I tried to build a CFG enforcer about a year ago and it was way more complicated than we expected. The number of states that need to be unwrapped is enormous, and the misalignment of tokens and grammar chars is also another big issue.

@davidro00

Amazing

@alexm2716

Thanks for this video. I am using outline for parsing PDF tables from financial documents into a standard format.

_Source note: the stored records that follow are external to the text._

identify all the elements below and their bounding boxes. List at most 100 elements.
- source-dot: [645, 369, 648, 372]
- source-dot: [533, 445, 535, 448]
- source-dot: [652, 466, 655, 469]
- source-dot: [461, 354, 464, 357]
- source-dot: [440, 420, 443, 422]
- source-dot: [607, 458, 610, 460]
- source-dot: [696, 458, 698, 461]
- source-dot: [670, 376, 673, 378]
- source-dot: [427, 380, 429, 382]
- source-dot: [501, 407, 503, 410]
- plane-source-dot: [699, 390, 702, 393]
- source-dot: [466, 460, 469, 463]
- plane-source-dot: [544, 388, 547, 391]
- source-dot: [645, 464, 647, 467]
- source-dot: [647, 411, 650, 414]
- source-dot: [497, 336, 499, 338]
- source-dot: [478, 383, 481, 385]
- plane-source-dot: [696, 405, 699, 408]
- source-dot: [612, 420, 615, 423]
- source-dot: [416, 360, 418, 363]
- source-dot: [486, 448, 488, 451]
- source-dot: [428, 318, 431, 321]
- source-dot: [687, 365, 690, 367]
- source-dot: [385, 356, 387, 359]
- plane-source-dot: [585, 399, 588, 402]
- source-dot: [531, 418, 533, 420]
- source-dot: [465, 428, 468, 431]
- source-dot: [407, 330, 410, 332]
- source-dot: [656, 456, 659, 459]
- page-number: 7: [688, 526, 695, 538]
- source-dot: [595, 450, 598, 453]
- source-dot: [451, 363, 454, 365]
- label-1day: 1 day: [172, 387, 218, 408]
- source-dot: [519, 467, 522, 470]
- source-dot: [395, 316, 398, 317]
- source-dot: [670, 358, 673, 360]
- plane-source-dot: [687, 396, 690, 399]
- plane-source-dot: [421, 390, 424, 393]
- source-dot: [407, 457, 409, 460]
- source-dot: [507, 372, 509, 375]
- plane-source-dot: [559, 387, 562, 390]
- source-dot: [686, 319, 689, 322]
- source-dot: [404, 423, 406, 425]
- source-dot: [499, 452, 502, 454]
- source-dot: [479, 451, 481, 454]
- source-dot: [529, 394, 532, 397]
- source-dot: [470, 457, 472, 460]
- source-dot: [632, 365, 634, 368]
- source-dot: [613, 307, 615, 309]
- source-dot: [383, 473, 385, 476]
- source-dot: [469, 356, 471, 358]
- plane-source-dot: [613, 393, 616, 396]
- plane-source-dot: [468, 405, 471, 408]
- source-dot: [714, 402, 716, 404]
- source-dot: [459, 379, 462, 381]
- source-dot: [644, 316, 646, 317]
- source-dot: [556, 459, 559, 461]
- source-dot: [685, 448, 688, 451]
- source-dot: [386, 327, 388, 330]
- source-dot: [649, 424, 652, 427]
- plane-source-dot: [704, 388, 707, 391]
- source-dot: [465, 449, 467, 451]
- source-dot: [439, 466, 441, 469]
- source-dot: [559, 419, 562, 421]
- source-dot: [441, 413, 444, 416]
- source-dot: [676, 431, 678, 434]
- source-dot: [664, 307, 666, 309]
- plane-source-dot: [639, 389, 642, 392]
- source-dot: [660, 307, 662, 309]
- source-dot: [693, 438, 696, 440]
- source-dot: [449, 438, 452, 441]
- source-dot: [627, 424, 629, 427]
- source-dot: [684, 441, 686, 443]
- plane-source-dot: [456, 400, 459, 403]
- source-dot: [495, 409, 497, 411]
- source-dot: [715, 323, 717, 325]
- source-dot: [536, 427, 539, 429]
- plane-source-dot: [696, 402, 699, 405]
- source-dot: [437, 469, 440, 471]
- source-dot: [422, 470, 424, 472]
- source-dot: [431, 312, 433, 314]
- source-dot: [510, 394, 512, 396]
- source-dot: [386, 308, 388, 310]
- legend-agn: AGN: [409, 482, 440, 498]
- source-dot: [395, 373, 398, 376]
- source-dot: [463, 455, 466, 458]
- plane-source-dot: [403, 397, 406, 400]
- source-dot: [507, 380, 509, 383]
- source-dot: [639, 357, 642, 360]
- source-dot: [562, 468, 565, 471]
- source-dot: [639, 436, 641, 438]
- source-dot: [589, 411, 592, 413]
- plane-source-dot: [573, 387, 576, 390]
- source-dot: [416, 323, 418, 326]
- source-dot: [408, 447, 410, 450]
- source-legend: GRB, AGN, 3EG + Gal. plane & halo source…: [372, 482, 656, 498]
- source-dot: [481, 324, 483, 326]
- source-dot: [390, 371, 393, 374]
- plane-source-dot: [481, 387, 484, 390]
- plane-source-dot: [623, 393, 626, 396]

I have noticed that there is a very slow operation every time I switch to a new JSON schema. A log says it is "compiling FSM", and it takes sometimes upwards of 30 seconds per schema, depending on complexity. Do you know what the purpose of this operation is and why it could be slow?

@qwerty_and_azerty

Great overview, Bai! I’m curious to know what strategies you use to minimize the constraints on the output? My current strategy is to ask the model to output specific json schema as part of the instruction prompt, while keeping the schema as simple as possible (eg, just the names of the expected keys, but no constraints on the values). Then, I implement a complicated cascade of output parsers to try to make sense of the output. It mostly works

@lazizhamdi4535

Hello thank you for your work, this is very interesting, i'm a newer on "contrained decoding for llms", actualy i wonder if there is some work that does the same for "html" generation and more exactely "tables html represtation". I would like to have your opinion on what is the best method to use for this problem, personaly i think "vocabulary aligned subgrammers" may be a good solution as i'm using a tokenizer, but i will be glad to have your thoughts, thank you again.

@erniea5843

Does this change with tool use and MCP?